Oct. 17—A massive male cougar that was captured and tagged by biologists in 2018 was legally killed by a hunter on Sept. 9 in Eastern Washington.
In 2018, the tom cougar weighed 197 pounds, its head was 56 centimeters in circumference and it was 9 years old, according to Bart George, a wildlife biologist for the Kalispel Tribe who captured the cougar in 2018. The cougar was so large that biologists had to dart him twice. He was so muscular that one of the darts popped out when the animal flexed his thigh muscle. On average, tom cougars weight between 150 and 155 pounds.
At that time, the animal was captured and collared as part of Washington's ongoing predator-prey project, which is attempting to better understand the relationship between wolves and ungulates. A secondary consideration, however, is how wolves and cougars interact.
In 2018, the cougar was the largest captured cougar in Washington.
"Congratulations to the hunter, that's a big mature animal that has very likely sired lots of offspring in the region," George said in a text. "The removal of the big cat will make room for another mature male to fill his niche."
On Sept. 9, Brandon Reed was fishing and camping with his girlfriend and two children on Carl's Lake. That morning, they went for a hike around the lake, and he scrambled up to a rocky outcropping for scout for elk. Reed started searching a nearby drainage with his binoculars when he saw the tom cat lying under a tree.
"I'm glassing and laying clear across this drainage was a cat and a big cat," he said. "It struck me as huge. Laying there like your normal house cat."
Reed, who had his Tikka .300 mag rifle with him, went to the ground and sighted in on the tom. He estimated the shot was between 300 and 350 yards.
Reed figured that with a target so small, he would either hit the cat or completely miss.

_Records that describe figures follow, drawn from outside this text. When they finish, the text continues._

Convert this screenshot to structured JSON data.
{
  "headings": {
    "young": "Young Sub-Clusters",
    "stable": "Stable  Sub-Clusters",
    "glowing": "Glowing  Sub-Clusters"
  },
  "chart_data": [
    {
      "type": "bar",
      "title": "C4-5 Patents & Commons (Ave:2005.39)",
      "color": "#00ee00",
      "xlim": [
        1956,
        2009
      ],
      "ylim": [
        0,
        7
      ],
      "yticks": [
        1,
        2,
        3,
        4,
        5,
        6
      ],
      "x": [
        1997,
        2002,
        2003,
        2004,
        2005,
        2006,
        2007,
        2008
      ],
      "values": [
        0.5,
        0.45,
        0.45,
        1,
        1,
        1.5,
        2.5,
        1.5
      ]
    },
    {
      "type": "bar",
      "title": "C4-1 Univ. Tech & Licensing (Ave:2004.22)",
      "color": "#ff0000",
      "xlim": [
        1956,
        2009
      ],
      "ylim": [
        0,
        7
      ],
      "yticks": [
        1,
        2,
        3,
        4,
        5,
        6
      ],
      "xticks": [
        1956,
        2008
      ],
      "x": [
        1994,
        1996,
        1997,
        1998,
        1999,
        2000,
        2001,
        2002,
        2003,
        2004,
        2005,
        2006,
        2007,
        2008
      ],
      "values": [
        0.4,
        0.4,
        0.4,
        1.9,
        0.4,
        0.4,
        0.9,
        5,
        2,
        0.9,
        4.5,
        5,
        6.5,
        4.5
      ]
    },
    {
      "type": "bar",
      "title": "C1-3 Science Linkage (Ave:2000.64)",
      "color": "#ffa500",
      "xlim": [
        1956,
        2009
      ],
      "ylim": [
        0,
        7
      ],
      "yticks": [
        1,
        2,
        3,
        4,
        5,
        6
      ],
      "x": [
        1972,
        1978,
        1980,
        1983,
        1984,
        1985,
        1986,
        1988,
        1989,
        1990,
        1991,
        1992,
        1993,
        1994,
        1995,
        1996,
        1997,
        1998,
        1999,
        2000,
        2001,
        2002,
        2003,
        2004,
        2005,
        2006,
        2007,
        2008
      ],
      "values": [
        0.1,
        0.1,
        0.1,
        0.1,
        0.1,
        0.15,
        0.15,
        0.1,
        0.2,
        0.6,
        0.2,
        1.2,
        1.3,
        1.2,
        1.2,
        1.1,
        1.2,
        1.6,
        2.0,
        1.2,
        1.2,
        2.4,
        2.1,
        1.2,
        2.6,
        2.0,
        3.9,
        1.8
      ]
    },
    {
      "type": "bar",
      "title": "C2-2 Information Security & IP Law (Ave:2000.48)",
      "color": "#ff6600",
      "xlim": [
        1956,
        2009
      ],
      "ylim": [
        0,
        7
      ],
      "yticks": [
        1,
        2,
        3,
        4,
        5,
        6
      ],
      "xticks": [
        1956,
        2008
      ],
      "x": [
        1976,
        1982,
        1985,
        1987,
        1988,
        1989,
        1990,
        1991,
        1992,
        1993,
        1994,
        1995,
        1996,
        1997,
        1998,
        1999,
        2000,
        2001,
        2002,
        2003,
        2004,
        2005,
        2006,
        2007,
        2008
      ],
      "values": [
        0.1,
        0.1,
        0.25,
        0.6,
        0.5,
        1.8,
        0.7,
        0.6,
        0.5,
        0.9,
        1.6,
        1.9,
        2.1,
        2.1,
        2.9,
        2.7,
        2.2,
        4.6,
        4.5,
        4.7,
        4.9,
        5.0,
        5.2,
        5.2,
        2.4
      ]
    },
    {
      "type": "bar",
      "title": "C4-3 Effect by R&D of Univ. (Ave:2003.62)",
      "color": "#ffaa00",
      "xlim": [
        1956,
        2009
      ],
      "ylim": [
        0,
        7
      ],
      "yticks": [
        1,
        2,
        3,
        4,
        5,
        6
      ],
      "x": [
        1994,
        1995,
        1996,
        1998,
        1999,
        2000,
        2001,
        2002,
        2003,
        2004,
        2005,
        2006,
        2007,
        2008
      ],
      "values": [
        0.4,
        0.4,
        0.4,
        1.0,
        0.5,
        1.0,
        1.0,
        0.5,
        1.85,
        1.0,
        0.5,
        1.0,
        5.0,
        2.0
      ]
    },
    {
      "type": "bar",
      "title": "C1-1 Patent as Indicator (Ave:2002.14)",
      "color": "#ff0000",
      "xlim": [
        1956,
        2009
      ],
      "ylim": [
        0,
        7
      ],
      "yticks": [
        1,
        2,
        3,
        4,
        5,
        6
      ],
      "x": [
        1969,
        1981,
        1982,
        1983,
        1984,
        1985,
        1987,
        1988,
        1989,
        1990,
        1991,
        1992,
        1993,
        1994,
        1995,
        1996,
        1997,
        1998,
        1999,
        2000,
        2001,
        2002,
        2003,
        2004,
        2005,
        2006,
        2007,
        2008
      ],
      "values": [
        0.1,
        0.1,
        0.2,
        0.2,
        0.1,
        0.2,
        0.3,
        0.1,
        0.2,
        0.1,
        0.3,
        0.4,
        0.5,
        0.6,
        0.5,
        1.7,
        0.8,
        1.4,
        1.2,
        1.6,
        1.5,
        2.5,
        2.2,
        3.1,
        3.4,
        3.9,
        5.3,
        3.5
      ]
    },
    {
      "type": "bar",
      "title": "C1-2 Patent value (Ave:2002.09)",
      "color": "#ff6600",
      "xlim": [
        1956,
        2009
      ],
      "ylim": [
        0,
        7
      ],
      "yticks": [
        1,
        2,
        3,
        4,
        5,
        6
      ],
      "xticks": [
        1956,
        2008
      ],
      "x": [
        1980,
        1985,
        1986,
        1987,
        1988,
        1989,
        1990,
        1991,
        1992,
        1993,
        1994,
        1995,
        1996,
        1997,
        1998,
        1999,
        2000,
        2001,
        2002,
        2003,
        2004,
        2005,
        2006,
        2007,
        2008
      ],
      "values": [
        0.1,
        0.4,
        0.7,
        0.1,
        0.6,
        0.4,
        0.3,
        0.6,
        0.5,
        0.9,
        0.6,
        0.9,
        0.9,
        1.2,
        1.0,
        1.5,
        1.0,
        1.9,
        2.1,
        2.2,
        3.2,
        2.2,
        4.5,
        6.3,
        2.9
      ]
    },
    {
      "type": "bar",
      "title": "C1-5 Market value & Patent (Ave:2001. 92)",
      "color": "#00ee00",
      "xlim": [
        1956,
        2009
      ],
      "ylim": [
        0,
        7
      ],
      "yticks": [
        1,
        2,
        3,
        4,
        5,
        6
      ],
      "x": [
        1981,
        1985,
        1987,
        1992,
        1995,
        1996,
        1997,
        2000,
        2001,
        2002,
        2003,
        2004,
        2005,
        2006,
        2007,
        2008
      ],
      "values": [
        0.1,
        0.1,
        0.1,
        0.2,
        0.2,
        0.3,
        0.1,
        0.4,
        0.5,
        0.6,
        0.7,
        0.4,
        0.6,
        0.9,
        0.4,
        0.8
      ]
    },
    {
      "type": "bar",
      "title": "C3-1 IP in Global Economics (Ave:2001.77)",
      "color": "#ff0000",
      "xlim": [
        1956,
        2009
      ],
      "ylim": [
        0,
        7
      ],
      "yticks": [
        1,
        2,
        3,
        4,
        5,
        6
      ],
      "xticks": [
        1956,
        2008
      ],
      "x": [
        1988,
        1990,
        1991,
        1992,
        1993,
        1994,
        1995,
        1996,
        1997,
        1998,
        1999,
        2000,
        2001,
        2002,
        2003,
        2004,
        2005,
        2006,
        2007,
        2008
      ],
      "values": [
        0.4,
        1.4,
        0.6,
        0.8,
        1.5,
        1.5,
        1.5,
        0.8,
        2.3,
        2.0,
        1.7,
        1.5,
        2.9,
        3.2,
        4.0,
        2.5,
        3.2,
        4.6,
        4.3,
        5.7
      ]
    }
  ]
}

"I'm either going to be high, low or I'm going to hit it," he said.
He fired, the recoil knocking him off the scope.
When he got the scope back on the cat, he saw it do two flips down the drainage before it disappeared into the tree line.
Reed hiked back to his truck and family, grabbed a shotgun and then went to retrieve the cat. He found the tom wrapped around a tree downhill from where he'd been lying. He also brought a rangefinder and found that he'd shot at 366 yards. He also found the collar and tag placed on the animal in 2018 and he notified state and tribal biologists.
Over the next several hours, Reed skinned the cat and packed out between 50 and 60 pounds of meat in addition to its hide and skull. He's waiting for the skull to be processed at the taxidermist and will submit it to check for a world record.
The largest cougar shot, according to the Boone and Crockett Club's record, was killed in 1979 by Douglas E. Schuk in British Columbia. The skull scored 16 4/16 points. The Boone and Crockett Club's runner-up cougar was killed in Idaho's Selway-Bitterroot Wilderness by Gene R. Alford of Kamiah, Idaho, in 1988.
"Truth of the matter is I want it to be a record," Reed said.